Saturday, September 13, 2008

Far from the storm

We are accustomed to almost ever-fair conditions here in Southern California. There is an old joke about local weather forecasters not actually needing any credentials because “75 degrees and sunny” is an accurate prediction about 95% of the time.

But as I post this, Hurricane Ike is battering my beloved home state of Texas. I remember the many tropical storms that passed through when I was growing up in Austin. The sky would fill with black clouds and the horizon would glow with an eerie, almost neon shade of green before water fell in sheets and countless lightening bolts zapped at least one old live oak into burning embers. Trees were uprooted. Neighborhoods were flooded. And those storms weren’t even hurricanes.

I don’t know what the dawn light will reveal along the delicate Texas coast where I spent so many languid, dreamy summer days as a young girl, or in Houston where loved ones now brace, batten down and bail water.

I can only send hope.

14 comments:

Virginia said...

Amen, Sister!

Columbo said...

Still watching Ike and all the damage so far. Having lived in Austin, has got to be especially hard on you. We are very lucky living in an area that doesn't have to contend with hurricanes or tornados (once in awhile). I did visit Austin for awhile and boy did it rain! Nice city and great Country Western clubs.

Yak Pate said...

I doubt this was your intention, but this photo makes me think of looking up to a higher power. If there is one, I don't care what her name is or who invented her... please protect the beauty and love and tender memories of Laurie's childhood home, Texas.

Hilda said...

I'm a Catholic and I hope you don't mind my saying that I'll be praying for your hometown — and every other place that Ike will be passing.

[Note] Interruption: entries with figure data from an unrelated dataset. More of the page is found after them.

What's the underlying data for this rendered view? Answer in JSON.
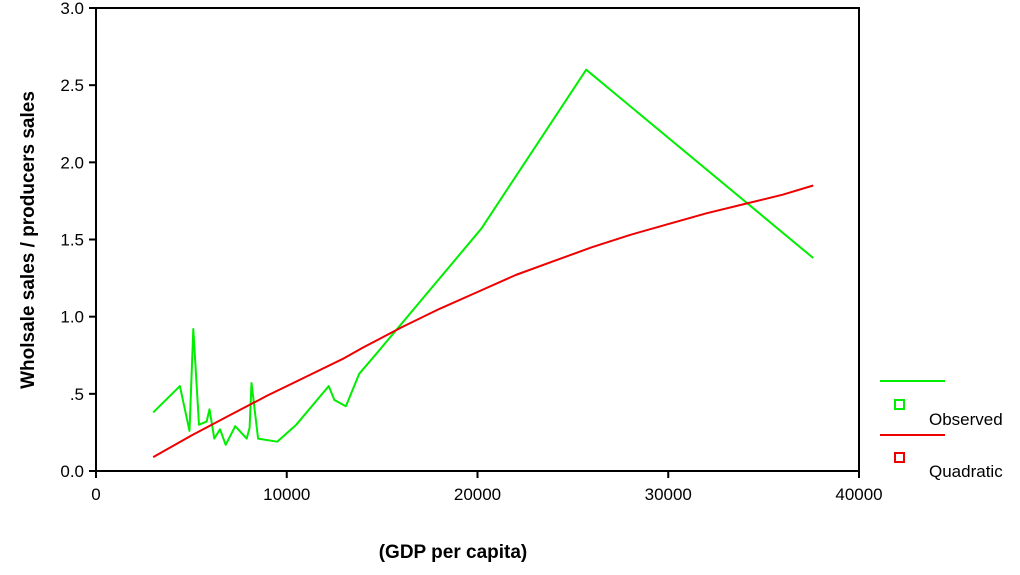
{
  "chart_data": {
    "type": "line",
    "xlabel": "(GDP per capita)",
    "ylabel": "Wholsale sales / producers sales",
    "xlim": [
      0,
      40000
    ],
    "ylim": [
      0,
      3.0
    ],
    "x_ticks": [
      0,
      10000,
      20000,
      30000,
      40000
    ],
    "x_tick_labels": [
      "0",
      "10000",
      "20000",
      "30000",
      "40000"
    ],
    "y_ticks": [
      0,
      0.5,
      1.0,
      1.5,
      2.0,
      2.5,
      3.0
    ],
    "y_tick_labels": [
      "0.0",
      ".5",
      "1.0",
      "1.5",
      "2.0",
      "2.5",
      "3.0"
    ],
    "grid": false,
    "legend_position": "right-bottom, outside plot",
    "series": [
      {
        "name": "Observed",
        "color": "#00ee00",
        "x": [
          3000,
          4400,
          4900,
          5100,
          5400,
          5800,
          5950,
          6200,
          6500,
          6800,
          7300,
          7900,
          8050,
          8150,
          8500,
          9500,
          10500,
          12200,
          12500,
          13100,
          13800,
          14700,
          20200,
          25700,
          37600
        ],
        "y": [
          0.38,
          0.55,
          0.26,
          0.92,
          0.3,
          0.32,
          0.4,
          0.21,
          0.27,
          0.17,
          0.29,
          0.21,
          0.28,
          0.57,
          0.21,
          0.19,
          0.3,
          0.55,
          0.46,
          0.42,
          0.63,
          0.76,
          1.57,
          2.6,
          1.38
        ]
      },
      {
        "name": "Quadratic",
        "color": "#ee0000",
        "x": [
          3000,
          5000,
          7000,
          9000,
          11000,
          13000,
          14000,
          16000,
          18000,
          20000,
          22000,
          24000,
          26000,
          28000,
          30000,
          32000,
          34000,
          36000,
          37600
        ],
        "y": [
          0.09,
          0.23,
          0.36,
          0.49,
          0.61,
          0.73,
          0.8,
          0.93,
          1.05,
          1.16,
          1.27,
          1.36,
          1.45,
          1.53,
          1.6,
          1.67,
          1.73,
          1.79,
          1.85
        ]
      }
    ]
  }
}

I hope that all the friends and family you left in Texas will be safe.

Sharon said...

Beautiful thoughts for this morning. More good thoughts will be headed toward Texas!

Double "D" said...

Laurie,
It's a lovely photo and brings
hope for all in the path of "Ike"

I've heard Californian's call your
current weather "polaroid weather"
Take care.

ben wideman said...

Great photo Laurie. Our thoughts and prayers are with the gulf coast once again.

altadenahiker said...

As a kid in Illinois, our threat was tornados. There was a graduating degree of threat, something like tornado watch, tornado danger, and TORNADO. Then you were supposed to be in either the northwest west corner of the basement or the southeast corner. Or the northeast corner, or the...We never knew, so I don't think we hit the basement more than once.

pasadenaadjacent.com said...

Heres a "I've never lived anywhere else but southern California" stupid weather question. Are hurricanes only associated with the coast? If it's inland it's a tornado? Neon green really?

Petrea said...

PA, you have to have a lot of water with your wind to have a hurricane, so it's a coastal thing. Tornadoes could happen near a coast, I guess. We've had them near here, but that's rare. Tornadoes are more common in the central United States.

I grew up in Illinois, too. We never knew which corner of the basement to hide in, either. Mostly we tried to see the tornadoes coming. If we spotted one, then we knew it was time to get down below.

USelaine said...

Scary stuff indeed. I hope all stay safe.

Laurie said...

Hi everyone,

I guess we've all watched the coverage of the extensive damage caused by Ike. If you are inclined to donate, here is a link to the hurricane greater area Red Cross.

Pasadena Adjacent, if I remember correctly, tornados form as rotating air columns between clouds and the earth. They can have big wind speeds and can travel a few miles before dissipating. Usually a couple of tornados are formed from one large thunderstorm of a class known as supercells. Hurricanes -- also called cyclones, which might be why they are confused with tornadoes --are giant storm systems with numerous thunderstorms that circle around the low pressure point. They develop over large bodies of warm water and fizzle out eventually over land.

ANd that is the extent of what I remember from my college meteorology class and many hours spent with the Weather channel on as background noise. :-)

Oh, and about those green skies in Texas. The horizon right under the big black thunderstorm clouds often does turn an almost neon shade of green briefly before a huge storm lets loose. I don't know if it's the electricity or just the weird light refraction with those big, dark clouds but it's pretty amazing. Texas storms are truly humbling. I can't imagine what a hurricane must be like if the huge thunderstorms I remember are merely the downgraded tropical storms.

Lets all keep those prayers and good wishes flowing to the gulf coast.

Thanks everyone.

pasadenaadjacent.com said...

Thanks Laurie.
I have a friend who left the area about 15 years ago for Austin. Maybe I can get her to rake a picture of one of those neon green skys. It's been a hard weekend both here and there.

Laurie said...

PA, lots of Los Angeles people are in Austin. And lots of Austin folks moved here -- especially those who studied film and television at UT. I'm amazed at how many Southern Cal people are there now. (Two words: housing prices!)

It's a wonderful, arty city filled with amazing outdoor beauty and a musician on every corner. It's local phrase is "Keep Austin Weird." If you've never been, you should visit your friend!